O governo do presidente Abelardo de la Espriella decidiu restringir a recepção de ajuda humanitária internacional, focada em equipes de resgate, a apenas quatro nações: Estados Unidos, El Salvador, Equador e Israel. A medida foi comunicada nesta quarta-feira (12/8) pelo diretor da Unidade Nacional de Gestão de Riscos e Desastres (UNGRD), David Tamayo, após os terremotos que atingiram o país.
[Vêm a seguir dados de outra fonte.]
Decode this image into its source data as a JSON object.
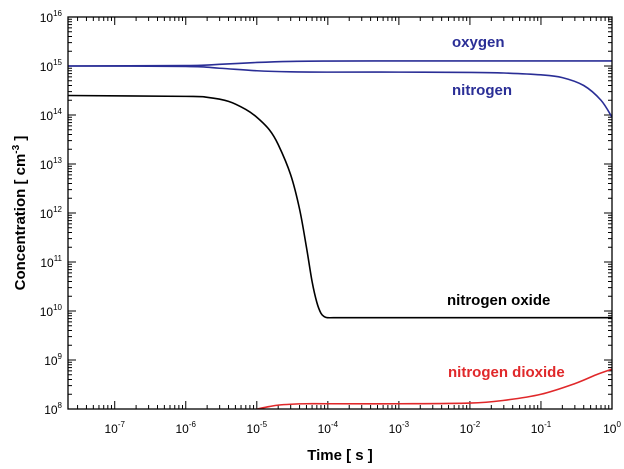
{
  "chart_data": {
    "type": "line",
    "title": "",
    "xlabel": "Time [ s ]",
    "ylabel": "Concentration [ cm",
    "ylabel_exponent": "-3",
    "ylabel_suffix": " ]",
    "x_scale": "log",
    "y_scale": "log",
    "xlim": [
      2.2e-08,
      1
    ],
    "ylim": [
      100000000.0,
      1e+16
    ],
    "x_ticks": [
      {
        "base": "10",
        "exp": "-7",
        "value": 1e-07
      },
      {
        "base": "10",
        "exp": "-6",
        "value": 1e-06
      },
      {
        "base": "10",
        "exp": "-5",
        "value": 1e-05
      },
      {
        "base": "10",
        "exp": "-4",
        "value": 0.0001
      },
      {
        "base": "10",
        "exp": "-3",
        "value": 0.001
      },
      {
        "base": "10",
        "exp": "-2",
        "value": 0.01
      },
      {
        "base": "10",
        "exp": "-1",
        "value": 0.1
      },
      {
        "base": "10",
        "exp": "0",
        "value": 1
      }
    ],
    "y_ticks": [
      {
        "base": "10",
        "exp": "8",
        "value": 100000000.0
      },
      {
        "base": "10",
        "exp": "9",
        "value": 1000000000.0
      },
      {
        "base": "10",
        "exp": "10",
        "value": 10000000000.0
      },
      {
        "base": "10",
        "exp": "11",
        "value": 100000000000.0
      },
      {
        "base": "10",
        "exp": "12",
        "value": 1000000000000.0
      },
      {
        "base": "10",
        "exp": "13",
        "value": 10000000000000.0
      },
      {
        "base": "10",
        "exp": "14",
        "value": 100000000000000.0
      },
      {
        "base": "10",
        "exp": "15",
        "value": 1000000000000000.0
      },
      {
        "base": "10",
        "exp": "16",
        "value": 1e+16
      }
    ],
    "series": [
      {
        "name": "oxygen",
        "color": "#2a2e96",
        "x": [
          2.2e-08,
          1e-06,
          3e-06,
          1e-05,
          3e-05,
          0.0001,
          0.001,
          0.01,
          0.1,
          1
        ],
        "y": [
          1000000000000000.0,
          1020000000000000.0,
          1080000000000000.0,
          1180000000000000.0,
          1240000000000000.0,
          1260000000000000.0,
          1270000000000000.0,
          1270000000000000.0,
          1270000000000000.0,
          1270000000000000.0
        ]
      },
      {
        "name": "nitrogen",
        "color": "#2a2e96",
        "x": [
          2.2e-08,
          1e-06,
          3e-06,
          1e-05,
          3e-05,
          0.0001,
          0.001,
          0.01,
          0.03,
          0.1,
          0.2,
          0.4,
          0.7,
          1
        ],
        "y": [
          1000000000000000.0,
          980000000000000.0,
          900000000000000.0,
          800000000000000.0,
          760000000000000.0,
          750000000000000.0,
          750000000000000.0,
          740000000000000.0,
          720000000000000.0,
          660000000000000.0,
          580000000000000.0,
          400000000000000.0,
          200000000000000.0,
          90000000000000.0
        ]
      },
      {
        "name": "nitrogen oxide",
        "color": "#000000",
        "x": [
          2.2e-08,
          1e-06,
          2e-06,
          4e-06,
          7e-06,
          1e-05,
          1.5e-05,
          2e-05,
          3e-05,
          4e-05,
          5e-05,
          6e-05,
          7e-05,
          8e-05,
          9e-05,
          0.0001,
          0.00012,
          0.0002,
          0.001,
          0.01,
          0.1,
          1
        ],
        "y": [
          250000000000000.0,
          240000000000000.0,
          230000000000000.0,
          190000000000000.0,
          130000000000000.0,
          90000000000000.0,
          50000000000000.0,
          25000000000000.0,
          6000000000000.0,
          1200000000000.0,
          200000000000.0,
          40000000000.0,
          15000000000.0,
          9000000000.0,
          7600000000.0,
          7300000000.0,
          7300000000.0,
          7300000000.0,
          7300000000.0,
          7300000000.0,
          7300000000.0,
          7300000000.0
        ]
      },
      {
        "name": "nitrogen dioxide",
        "color": "#e0282a",
        "x": [
          1e-05,
          1.5e-05,
          2e-05,
          3e-05,
          5e-05,
          0.0001,
          0.001,
          0.01,
          0.03,
          0.1,
          0.3,
          0.6,
          1
        ],
        "y": [
          100000000.0,
          112000000.0,
          120000000.0,
          125000000.0,
          128000000.0,
          128000000.0,
          128000000.0,
          132000000.0,
          150000000.0,
          200000000.0,
          330000000.0,
          500000000.0,
          650000000.0
        ]
      }
    ],
    "labels": {
      "oxygen": "oxygen",
      "nitrogen": "nitrogen",
      "nitrogen_oxide": "nitrogen oxide",
      "nitrogen_dioxide": "nitrogen dioxide"
    },
    "grid": false
  }
}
A decisão ocorre em um momento de extrema fragilidade social, após um sismo de magnitude 7,4 abalar a região próxima a San José del Palmar, no departamento de Chocó, na última segunda-feira (10/8). Até a noite desta quinta-feira (13/8), os registros oficiais contabilizavam mais de 270 vítimas fatais. A restrição impacta diretamente a celeridade das buscas por sobreviventes, limitando o suporte estrangeiro a países que mantêm afinidade ideológica com a atual gestão.
Embora a administração negue o viés político, o chanceler Omar Bula Escobar argumenta que a escolha pauta-se no cumprimento de protocolos internacionais de resgate, como os do INSARAG. Contudo, a seleção exclui outras nações dispostas a enviar mantimentos e equipes de suporte, como o Brasil, o que levanta questionamentos sobre a priorização da eficácia do socorro frente ao alinhamento diplomático.
A manobra reflete a guinada à direita consolidada por Abelardo de la Espriella desde que assumiu a Presidência, em 7 de agosto, rompendo com a política externa de Gustavo Petro. Em resposta à crise, o mandatário decretou emergência econômica na quarta-feira (12/8) e anunciou a criação do Fundo Milagro, visando a reconstrução de infraestruturas críticas como hospitais e escolas, em um cenário de pressão fiscal onde o déficit atingiu 6,4% do PIB em 2025.